No More Exclusion: UN Rapporteur on Disability

In

Ha Noi 9 September 2002 - More collective efforts are needed to improve the lives of people with disabilities through their rehabilitation, education, employment and integration into economic and social life.

This is the key message of Mr. Bengt Lindqvist, the visiting UN Special Rapporteur on Disability - a former Minister in the Swedish Government, who is himself blind. Mr. Bengt Lindqvist began today his 4 day visit to Viet Nam to promote the implementation of the UN Standard Rules on Equalization of Opportunities for Persons with Disabilities.

5 million people with disabilities, who make up 7% of the Viet Nam's population face a daily battle for their basic rights. Among those of working age, most lack practical skills and only 30% can earn an income, according to the Ministry of Labour, Invalids and Social Affairs (MOLISA).

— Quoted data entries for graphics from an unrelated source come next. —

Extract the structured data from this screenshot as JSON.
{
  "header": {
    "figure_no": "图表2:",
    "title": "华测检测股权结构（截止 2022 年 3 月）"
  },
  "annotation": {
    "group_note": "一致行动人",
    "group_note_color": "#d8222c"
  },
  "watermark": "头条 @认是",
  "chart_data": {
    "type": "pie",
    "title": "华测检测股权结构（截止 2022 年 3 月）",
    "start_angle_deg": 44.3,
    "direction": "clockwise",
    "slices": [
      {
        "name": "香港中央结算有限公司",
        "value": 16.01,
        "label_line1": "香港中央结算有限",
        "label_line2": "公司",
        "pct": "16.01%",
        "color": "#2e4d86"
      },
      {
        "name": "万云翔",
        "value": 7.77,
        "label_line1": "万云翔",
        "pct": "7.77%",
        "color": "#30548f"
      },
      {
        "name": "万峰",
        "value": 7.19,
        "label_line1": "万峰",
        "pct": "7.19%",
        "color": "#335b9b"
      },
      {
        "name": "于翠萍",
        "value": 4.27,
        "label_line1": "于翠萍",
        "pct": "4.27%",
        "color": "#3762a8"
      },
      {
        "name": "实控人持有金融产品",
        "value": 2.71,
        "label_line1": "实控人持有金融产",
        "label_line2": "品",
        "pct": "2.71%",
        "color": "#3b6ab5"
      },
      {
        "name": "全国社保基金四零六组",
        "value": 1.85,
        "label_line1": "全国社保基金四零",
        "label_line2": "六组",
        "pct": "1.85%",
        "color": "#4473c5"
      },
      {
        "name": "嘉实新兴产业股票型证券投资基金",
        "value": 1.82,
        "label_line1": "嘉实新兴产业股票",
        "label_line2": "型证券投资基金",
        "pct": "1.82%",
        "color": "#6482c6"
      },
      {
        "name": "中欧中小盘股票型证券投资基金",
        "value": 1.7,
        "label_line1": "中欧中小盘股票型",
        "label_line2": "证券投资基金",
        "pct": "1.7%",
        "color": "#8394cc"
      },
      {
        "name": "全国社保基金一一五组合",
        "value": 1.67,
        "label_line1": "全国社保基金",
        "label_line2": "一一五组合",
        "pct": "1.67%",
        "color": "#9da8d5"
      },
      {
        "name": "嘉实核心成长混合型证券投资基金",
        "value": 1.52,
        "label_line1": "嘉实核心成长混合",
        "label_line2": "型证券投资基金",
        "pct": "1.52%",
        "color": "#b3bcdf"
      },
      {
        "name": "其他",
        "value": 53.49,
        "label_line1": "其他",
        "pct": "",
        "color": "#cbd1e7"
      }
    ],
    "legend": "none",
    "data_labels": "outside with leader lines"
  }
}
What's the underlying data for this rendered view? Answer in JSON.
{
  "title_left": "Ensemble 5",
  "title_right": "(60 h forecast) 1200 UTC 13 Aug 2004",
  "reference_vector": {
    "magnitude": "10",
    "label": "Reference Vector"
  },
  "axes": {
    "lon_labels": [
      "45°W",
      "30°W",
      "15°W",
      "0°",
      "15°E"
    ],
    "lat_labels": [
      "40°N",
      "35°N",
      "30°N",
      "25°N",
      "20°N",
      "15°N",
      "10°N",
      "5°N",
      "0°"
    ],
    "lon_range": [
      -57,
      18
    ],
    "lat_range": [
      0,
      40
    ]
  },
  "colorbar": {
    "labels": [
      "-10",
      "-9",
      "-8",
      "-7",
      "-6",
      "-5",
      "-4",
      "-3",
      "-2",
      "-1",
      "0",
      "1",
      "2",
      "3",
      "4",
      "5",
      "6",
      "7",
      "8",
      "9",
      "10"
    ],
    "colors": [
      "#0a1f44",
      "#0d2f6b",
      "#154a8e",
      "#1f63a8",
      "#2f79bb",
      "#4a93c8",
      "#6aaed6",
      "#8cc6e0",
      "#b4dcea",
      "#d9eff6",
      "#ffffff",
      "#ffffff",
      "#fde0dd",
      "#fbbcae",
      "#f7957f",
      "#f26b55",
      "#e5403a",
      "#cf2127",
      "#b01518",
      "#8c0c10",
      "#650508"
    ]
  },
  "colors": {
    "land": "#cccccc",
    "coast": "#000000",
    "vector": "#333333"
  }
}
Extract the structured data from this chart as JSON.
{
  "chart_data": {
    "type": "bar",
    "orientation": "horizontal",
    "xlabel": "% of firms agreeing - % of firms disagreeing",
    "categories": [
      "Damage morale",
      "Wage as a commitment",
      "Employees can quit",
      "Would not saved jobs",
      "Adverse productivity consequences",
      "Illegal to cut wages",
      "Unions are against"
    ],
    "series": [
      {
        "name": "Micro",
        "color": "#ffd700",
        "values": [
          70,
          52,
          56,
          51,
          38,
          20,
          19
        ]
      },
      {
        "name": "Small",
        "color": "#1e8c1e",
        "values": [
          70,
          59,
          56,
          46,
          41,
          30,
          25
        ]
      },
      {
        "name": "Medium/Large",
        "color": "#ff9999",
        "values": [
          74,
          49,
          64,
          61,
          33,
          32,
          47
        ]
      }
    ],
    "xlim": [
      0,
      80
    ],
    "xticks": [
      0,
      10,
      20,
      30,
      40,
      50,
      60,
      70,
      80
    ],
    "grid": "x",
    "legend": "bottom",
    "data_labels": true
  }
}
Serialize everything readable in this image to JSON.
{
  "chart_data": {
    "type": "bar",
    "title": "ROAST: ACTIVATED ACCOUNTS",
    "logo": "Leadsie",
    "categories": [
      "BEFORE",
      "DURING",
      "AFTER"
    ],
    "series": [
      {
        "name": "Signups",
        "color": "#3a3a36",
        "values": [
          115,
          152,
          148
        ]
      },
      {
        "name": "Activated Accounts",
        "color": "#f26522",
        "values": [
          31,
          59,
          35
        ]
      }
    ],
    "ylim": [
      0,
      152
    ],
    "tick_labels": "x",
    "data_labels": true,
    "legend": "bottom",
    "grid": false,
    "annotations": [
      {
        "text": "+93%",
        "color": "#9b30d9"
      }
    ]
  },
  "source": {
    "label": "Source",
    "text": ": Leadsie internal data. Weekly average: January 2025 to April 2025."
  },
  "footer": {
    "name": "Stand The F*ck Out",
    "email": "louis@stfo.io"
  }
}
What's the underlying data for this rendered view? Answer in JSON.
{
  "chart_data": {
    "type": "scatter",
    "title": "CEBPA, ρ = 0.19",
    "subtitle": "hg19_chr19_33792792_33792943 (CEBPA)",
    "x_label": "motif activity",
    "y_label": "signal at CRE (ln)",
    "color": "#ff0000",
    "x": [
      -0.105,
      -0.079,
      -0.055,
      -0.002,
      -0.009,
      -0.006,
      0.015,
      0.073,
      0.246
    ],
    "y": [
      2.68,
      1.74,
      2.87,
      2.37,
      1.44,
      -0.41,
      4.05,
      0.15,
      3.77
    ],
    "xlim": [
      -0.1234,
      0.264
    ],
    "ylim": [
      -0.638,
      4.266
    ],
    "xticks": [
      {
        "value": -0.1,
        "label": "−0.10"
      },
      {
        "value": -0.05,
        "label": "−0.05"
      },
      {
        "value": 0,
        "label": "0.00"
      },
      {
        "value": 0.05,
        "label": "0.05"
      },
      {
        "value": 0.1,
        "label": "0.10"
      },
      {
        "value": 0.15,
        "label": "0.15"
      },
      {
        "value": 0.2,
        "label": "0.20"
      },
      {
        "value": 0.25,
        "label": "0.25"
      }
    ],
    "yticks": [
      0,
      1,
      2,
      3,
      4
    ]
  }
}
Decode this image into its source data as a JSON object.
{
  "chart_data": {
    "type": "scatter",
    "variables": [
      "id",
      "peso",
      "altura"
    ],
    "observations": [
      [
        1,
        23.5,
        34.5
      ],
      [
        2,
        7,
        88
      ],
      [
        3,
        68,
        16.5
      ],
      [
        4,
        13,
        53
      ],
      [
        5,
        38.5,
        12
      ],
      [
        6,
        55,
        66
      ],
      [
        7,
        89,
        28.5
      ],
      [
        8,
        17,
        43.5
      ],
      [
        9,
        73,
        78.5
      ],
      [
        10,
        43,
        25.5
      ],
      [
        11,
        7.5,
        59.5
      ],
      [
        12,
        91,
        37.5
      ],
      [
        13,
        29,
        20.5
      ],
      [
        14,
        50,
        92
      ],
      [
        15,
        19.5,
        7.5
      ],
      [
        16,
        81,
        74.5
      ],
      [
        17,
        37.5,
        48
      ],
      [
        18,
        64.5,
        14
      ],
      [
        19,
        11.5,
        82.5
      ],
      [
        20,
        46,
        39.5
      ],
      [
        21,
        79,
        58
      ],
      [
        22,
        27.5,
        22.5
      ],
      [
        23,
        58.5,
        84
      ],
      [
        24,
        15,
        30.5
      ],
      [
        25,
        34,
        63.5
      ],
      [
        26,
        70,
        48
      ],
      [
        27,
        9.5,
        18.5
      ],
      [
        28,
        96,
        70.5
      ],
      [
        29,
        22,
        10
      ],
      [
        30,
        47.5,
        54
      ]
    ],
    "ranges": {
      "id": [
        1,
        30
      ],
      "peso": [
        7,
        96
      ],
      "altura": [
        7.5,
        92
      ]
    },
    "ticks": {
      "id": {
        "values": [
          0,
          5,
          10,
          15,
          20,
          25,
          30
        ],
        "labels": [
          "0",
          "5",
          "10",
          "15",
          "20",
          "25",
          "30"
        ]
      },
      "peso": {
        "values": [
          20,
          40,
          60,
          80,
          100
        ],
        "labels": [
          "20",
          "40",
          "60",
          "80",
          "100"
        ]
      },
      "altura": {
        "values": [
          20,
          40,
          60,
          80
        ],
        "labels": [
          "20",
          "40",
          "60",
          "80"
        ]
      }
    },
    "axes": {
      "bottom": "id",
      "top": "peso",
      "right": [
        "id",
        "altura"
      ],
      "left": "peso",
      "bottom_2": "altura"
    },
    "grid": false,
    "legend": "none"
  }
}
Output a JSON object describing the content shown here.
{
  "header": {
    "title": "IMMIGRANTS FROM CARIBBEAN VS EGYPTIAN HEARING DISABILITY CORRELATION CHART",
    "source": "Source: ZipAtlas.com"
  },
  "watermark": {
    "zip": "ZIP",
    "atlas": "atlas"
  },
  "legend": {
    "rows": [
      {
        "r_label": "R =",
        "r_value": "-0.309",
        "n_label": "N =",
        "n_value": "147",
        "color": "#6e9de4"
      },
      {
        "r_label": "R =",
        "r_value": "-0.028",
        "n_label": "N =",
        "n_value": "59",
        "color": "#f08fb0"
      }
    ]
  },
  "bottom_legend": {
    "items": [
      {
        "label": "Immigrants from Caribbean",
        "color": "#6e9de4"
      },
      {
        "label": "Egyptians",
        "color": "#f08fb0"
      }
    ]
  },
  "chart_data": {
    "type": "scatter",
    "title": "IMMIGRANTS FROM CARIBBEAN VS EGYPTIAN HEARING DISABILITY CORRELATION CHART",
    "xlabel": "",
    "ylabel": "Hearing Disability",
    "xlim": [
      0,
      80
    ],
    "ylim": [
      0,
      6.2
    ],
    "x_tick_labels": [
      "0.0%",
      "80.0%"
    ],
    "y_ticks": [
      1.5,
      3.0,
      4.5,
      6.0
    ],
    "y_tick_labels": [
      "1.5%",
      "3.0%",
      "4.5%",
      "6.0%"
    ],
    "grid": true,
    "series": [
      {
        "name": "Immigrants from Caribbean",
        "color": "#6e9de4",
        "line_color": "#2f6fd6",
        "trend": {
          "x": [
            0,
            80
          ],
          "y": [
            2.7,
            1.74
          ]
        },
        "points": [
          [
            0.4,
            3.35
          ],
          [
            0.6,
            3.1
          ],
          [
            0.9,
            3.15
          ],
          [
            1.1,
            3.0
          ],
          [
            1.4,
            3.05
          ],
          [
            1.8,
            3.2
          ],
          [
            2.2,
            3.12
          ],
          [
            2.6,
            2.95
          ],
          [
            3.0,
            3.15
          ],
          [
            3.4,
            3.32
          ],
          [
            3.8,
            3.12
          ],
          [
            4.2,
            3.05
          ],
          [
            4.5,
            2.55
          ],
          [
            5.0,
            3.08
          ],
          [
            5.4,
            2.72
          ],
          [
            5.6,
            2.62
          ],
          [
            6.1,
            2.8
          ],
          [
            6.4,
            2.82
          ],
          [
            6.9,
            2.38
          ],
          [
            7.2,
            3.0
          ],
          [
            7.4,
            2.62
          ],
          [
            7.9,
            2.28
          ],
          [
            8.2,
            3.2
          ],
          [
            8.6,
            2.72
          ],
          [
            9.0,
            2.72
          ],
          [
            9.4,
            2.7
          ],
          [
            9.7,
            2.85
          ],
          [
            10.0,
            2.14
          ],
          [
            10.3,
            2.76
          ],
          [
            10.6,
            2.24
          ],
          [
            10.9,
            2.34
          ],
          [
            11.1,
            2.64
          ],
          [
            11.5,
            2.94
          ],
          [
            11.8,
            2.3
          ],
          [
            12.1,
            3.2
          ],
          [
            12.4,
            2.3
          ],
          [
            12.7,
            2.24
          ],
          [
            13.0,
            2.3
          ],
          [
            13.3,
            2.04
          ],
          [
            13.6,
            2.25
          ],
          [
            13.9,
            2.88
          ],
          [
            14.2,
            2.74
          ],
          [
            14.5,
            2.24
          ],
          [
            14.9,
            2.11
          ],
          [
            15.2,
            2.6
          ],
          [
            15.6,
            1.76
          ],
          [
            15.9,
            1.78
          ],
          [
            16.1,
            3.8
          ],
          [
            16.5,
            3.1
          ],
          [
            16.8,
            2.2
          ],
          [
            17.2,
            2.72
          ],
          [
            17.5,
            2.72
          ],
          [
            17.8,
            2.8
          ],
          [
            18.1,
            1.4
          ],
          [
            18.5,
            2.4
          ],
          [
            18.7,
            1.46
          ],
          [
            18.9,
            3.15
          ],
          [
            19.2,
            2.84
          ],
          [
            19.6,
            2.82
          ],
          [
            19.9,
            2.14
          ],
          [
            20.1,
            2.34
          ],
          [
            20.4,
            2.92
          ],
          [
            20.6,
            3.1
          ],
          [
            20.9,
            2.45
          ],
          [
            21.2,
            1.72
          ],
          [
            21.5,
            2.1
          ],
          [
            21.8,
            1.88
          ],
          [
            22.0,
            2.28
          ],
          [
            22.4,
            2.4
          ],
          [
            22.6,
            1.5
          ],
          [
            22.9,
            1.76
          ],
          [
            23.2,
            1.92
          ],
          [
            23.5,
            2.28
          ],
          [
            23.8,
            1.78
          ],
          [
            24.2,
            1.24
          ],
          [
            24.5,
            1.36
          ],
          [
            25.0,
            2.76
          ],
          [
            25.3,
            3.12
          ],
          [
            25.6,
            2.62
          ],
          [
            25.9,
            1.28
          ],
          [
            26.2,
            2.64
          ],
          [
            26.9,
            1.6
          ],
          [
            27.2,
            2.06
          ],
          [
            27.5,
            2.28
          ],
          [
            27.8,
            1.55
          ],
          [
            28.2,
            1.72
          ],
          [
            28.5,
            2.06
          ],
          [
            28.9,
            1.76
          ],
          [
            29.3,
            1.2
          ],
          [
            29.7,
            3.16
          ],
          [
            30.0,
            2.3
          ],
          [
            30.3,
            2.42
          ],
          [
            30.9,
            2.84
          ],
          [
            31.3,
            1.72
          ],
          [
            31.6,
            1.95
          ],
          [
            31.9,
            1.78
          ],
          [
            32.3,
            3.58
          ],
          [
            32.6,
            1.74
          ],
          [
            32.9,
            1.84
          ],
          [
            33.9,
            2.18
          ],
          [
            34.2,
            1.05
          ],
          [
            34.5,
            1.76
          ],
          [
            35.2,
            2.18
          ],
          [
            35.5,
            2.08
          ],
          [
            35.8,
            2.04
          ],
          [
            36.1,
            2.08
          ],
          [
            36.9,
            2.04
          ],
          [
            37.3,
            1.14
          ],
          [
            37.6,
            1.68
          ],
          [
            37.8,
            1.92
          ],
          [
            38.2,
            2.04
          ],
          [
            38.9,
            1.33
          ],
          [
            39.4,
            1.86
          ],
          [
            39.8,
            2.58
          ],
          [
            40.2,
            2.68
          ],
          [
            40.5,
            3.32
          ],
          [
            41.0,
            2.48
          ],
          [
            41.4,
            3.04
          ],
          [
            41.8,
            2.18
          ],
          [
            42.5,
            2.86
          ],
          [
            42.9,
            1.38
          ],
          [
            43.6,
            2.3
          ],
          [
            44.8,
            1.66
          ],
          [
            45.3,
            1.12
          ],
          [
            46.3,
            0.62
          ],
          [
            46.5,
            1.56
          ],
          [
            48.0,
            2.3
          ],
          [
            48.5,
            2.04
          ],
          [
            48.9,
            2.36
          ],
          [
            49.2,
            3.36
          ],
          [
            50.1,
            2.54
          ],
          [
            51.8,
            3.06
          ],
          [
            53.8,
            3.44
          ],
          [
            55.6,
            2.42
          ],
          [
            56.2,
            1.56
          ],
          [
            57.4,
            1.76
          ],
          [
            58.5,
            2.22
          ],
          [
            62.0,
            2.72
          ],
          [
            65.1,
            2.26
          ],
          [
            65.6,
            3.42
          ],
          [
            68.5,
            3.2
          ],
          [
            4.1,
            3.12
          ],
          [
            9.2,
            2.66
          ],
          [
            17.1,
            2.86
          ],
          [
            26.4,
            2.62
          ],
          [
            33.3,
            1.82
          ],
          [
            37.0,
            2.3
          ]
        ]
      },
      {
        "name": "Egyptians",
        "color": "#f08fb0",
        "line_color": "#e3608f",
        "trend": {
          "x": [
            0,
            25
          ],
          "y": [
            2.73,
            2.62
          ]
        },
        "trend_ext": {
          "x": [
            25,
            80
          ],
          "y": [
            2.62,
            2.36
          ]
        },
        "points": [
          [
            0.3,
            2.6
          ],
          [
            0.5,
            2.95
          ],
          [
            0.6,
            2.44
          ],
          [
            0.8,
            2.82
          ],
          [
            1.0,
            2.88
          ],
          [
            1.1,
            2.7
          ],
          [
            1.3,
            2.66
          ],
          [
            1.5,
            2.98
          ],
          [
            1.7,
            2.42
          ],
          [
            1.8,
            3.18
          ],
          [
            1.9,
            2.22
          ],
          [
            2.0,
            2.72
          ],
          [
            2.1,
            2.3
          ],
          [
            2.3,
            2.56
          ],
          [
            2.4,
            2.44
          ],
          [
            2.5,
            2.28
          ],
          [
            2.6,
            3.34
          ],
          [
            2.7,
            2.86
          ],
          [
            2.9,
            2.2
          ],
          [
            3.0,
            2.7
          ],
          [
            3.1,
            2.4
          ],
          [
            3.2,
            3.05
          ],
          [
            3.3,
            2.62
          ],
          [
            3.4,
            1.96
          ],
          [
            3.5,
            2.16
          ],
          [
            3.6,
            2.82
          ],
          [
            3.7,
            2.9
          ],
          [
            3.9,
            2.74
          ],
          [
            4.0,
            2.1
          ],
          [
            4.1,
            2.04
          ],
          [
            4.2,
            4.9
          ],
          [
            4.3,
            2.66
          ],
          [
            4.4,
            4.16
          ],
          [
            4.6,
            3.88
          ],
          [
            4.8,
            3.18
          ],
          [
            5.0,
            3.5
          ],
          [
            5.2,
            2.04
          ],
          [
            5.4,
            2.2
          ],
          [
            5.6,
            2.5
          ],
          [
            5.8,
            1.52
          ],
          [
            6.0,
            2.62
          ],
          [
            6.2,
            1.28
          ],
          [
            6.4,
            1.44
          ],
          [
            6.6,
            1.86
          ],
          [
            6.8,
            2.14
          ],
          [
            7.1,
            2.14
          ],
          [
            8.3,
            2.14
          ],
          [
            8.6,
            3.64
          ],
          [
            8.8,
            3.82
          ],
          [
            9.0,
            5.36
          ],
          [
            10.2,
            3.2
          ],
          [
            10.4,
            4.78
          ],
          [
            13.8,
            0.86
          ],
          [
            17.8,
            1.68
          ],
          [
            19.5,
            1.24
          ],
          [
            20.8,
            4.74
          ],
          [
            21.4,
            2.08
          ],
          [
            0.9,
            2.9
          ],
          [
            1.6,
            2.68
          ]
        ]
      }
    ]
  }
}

Mr Lindqvist says that the UN Standard Rules on Equalization of Opportunities, adopted in December 1993, establish clear guidance to governments on how best to end discrimination and integrate disabled people into mainstream employment, education and leisure activities. Many governments surveyed by his Office indicate that the Rules have led to rethinking of disability policies.
"It's encouraging to see that in Viet Nam, law-makers are beginning to accept that disability is first and foremost an issue of human rights," says UN Resident Coordinator Jordan Ryan. He added: "These basic rights include the right of a disabled child to attend school, the right of a disabled mother to enjoy quality health care, the right of a disabled person to get vocational training or a job, or the right of all persons with disabilities to move freely on the streets and have access to buildings."

The United Nations is actively working to ensure that persons with disabilities can exercise their civil, political, social and cultural rights on an equal basis with non-disabled persons.

A recent MOLISA's workshop recommended the need to help the disabled become economically self-sufficient – not just through work programmes, but by changing public perceptions that often prevent them from fully integrating into society.

The National Coordinating Council on Disability of Viet Nam (NCCD) has discussed a plan to establish an association of PWDs' enterprises. This association will provide opportunities for its members to discuss their issues and concerns regarding employment, business and services.
During his visit to Viet Nam, the UN Special Rapporteur will attend a Seminar organized by MOLISA on Standard Rules on Equalization of Opportunities for Persons with Disabilities. He will also meet with representatives of Ministries of Foreign Affairs, Education and Training, and the Office of the National Co-ordinating Council on Disability as well as UN agencies, donors and civil societies.

Mr. Lindqvist will be joined in Ha Noi by a delegation of representatives from two Swedish Associations working on disability issues. They are the Swedish Association of Visually Impaired Halland and Swedish Organisation of Disabled Persons International Aid.